WEDNESDAY, 28 MARCH 2012

Fury has gripped Rangoon after an ethnic Shan woman fell to her death from a police station after three days of relentless interrogation by Bureau of Special Investigations officers.

Nang Wo Phan died at 5 am on March 24 after plummeting five floors from the bureau office building in Kyauktada Township in center of the former capital.

Reports claim that the 20-year-old was not allowed home at any point during the interrogation and was obviously extremely scared during her ordeal.

She was married to a Japanese man who purchased a large amount of property in Rangoon under her name. Then another man who worked at their house duped her out of some land, so she reported the matter to Hlaing Tharya Township police station.

Nang Wo Phan, originally from Mong Pahlyo Township in Shan State, asked police officers to investigate the matter but they decided to hand the case over to Bureau of Special Investigations, according to her lawyer Ei Ei Aung.

“She was taken by the police on March 21 and interrogated for the whole night and was very scared—the police left her alone in the room—and then it was on March 24 that she fell from the window,” Ei Ei Aung told Yangon Press International.

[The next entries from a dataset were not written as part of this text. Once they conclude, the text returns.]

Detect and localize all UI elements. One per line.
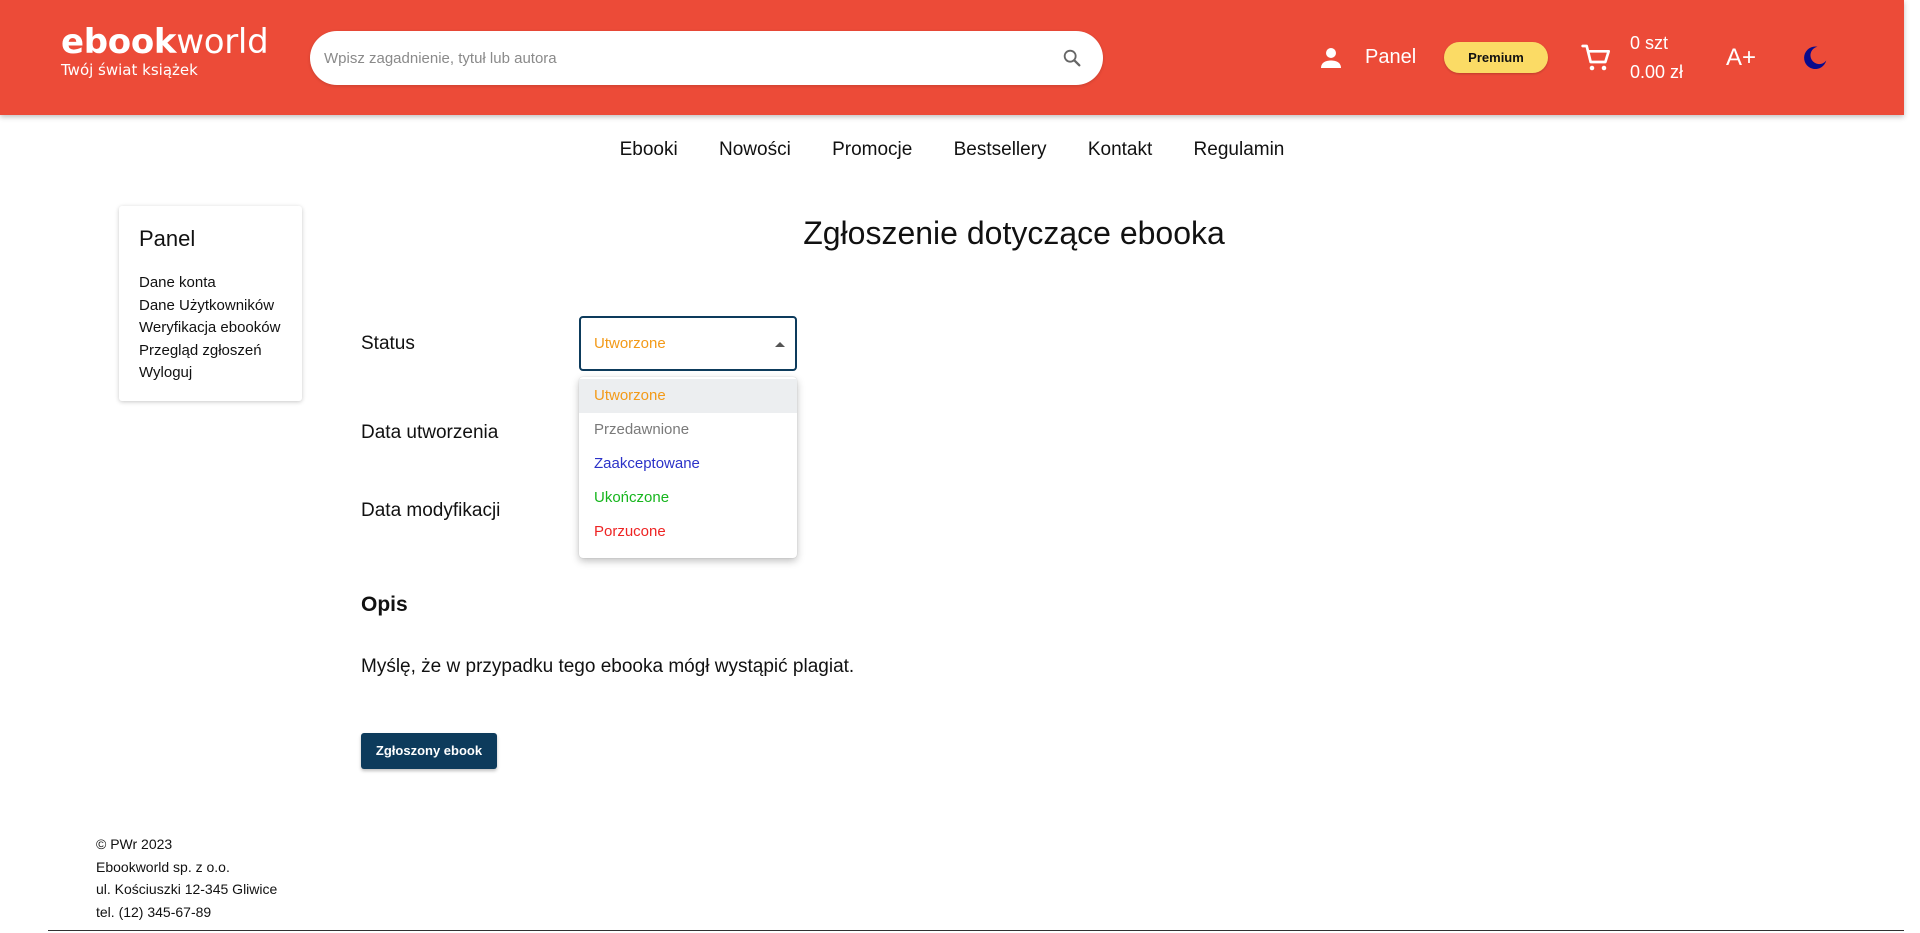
site-header: ebookworld Twój świat książek Panel Prem… xyxy=(0,0,1904,115)
nav-item-nowosci[interactable]: Nowości xyxy=(719,138,791,162)
status-option-porzucone[interactable]: Porzucone xyxy=(579,515,797,549)
logo-wordmark: ebookworld xyxy=(61,22,269,62)
panel-link[interactable]: Panel xyxy=(1365,45,1416,69)
status-option-ukonczone[interactable]: Ukończone xyxy=(579,481,797,515)
status-dropdown-menu: Utworzone Przedawnione Zaakceptowane Uko… xyxy=(579,377,797,558)
sidebar-panel: Panel Dane konta Dane Użytkowników Weryf… xyxy=(119,206,302,401)
status-option-przedawnione[interactable]: Przedawnione xyxy=(579,413,797,447)
footer-phone: tel. (12) 345-67-89 xyxy=(96,903,212,920)
person-icon[interactable] xyxy=(1316,43,1346,73)
sidebar-item-reports[interactable]: Przegląd zgłoszeń xyxy=(139,340,280,363)
footer-company: Ebookworld sp. z o.o. xyxy=(96,858,230,875)
created-date-label: Data utworzenia xyxy=(361,422,499,443)
font-size-button[interactable]: A+ xyxy=(1726,44,1756,72)
description-heading: Opis xyxy=(361,593,408,616)
cart-icon[interactable] xyxy=(1580,42,1612,74)
status-option-utworzone[interactable]: Utworzone xyxy=(579,379,797,413)
nav-item-promocje[interactable]: Promocje xyxy=(832,138,912,162)
sidebar-item-ebook-verification[interactable]: Weryfikacja ebooków xyxy=(139,317,280,340)
site-logo[interactable]: ebookworld Twój świat książek xyxy=(61,22,269,79)
moon-icon[interactable] xyxy=(1800,43,1830,73)
status-option-zaakceptowane[interactable]: Zaakceptowane xyxy=(579,447,797,481)
search-input[interactable] xyxy=(324,31,1044,85)
triangle-up-icon xyxy=(775,342,785,347)
nav-item-regulamin[interactable]: Regulamin xyxy=(1194,138,1285,162)
site-footer: © PWr 2023 Ebookworld sp. z o.o. ul. Koś… xyxy=(96,833,277,923)
description-text: Myślę, że w przypadku tego ebooka mógł w… xyxy=(361,656,855,677)
sidebar-title: Panel xyxy=(139,226,196,251)
sidebar-item-account[interactable]: Dane konta xyxy=(139,272,280,295)
status-selected-value: Utworzone xyxy=(594,335,666,352)
search-bar xyxy=(310,31,1103,85)
footer-divider xyxy=(48,930,1904,931)
sidebar-item-users[interactable]: Dane Użytkowników xyxy=(139,295,280,318)
page-title: Zgłoszenie dotyczące ebooka xyxy=(803,215,1225,251)
search-icon[interactable] xyxy=(1061,47,1083,69)
nav-item-kontakt[interactable]: Kontakt xyxy=(1088,138,1152,162)
sidebar-item-logout[interactable]: Wyloguj xyxy=(139,362,280,385)
footer-copyright: © PWr 2023 xyxy=(96,836,173,852)
reported-ebook-button[interactable]: Zgłoszony ebook xyxy=(361,733,497,769)
nav-item-ebooki[interactable]: Ebooki xyxy=(620,138,678,162)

Bureau of Special Investigations officers have refused to disclose any information about the incident and even intimidated nearby office workers not to discuss what happened, prompting an angry response from the public.

“That organization is run by thugs,” said The Irrawaddy reader Zaw Min Lay. “When I was there, I saw by myself that people died while being investigated. They torture innocent people all the time. There is no limit for them to do the same thing to anyone. Criminals!”

Another reader, Nay San Thu, said: “Why do they keep it secret? This is a very sad news. Who can solve this criminal case truthfully? The president should take this case seriously if he really wants to build a democratic country.”

Nang Wo Phan’s funeral was held at a cemetery Hlaing Tharya Township, on Monday. Police attended the event and even prohibited her family from talking to the media, claim journalists present at the time.

One Bureau of Special Investigations officer who spoke to The Irrawaddy on condition of anonymity said his colleagues are extremely worried that their superiors in Naypyidaw hear what occurred.

“They are worried this will cause a big problem if anyone knows what happened,” he said. “Everyone in the office has been told not to answer any questions about this incident. If this is known outside then our officers will lose their dignity and respect.”

Col Tin Win, minister for security of Rangoon Division, played down the incident when speaking to Rangoon-based journal Venus News.

“During interrogation she had a dizzy spell and started to vomit and then fell out of the window,” he said.

Ye Tun, a Member of Parliament for the Shan Nationalities Democratic Party representing Thibaw Township in Shan State, said he was going to bring up the matter in Parliament in order to force a thorough investigation of the case.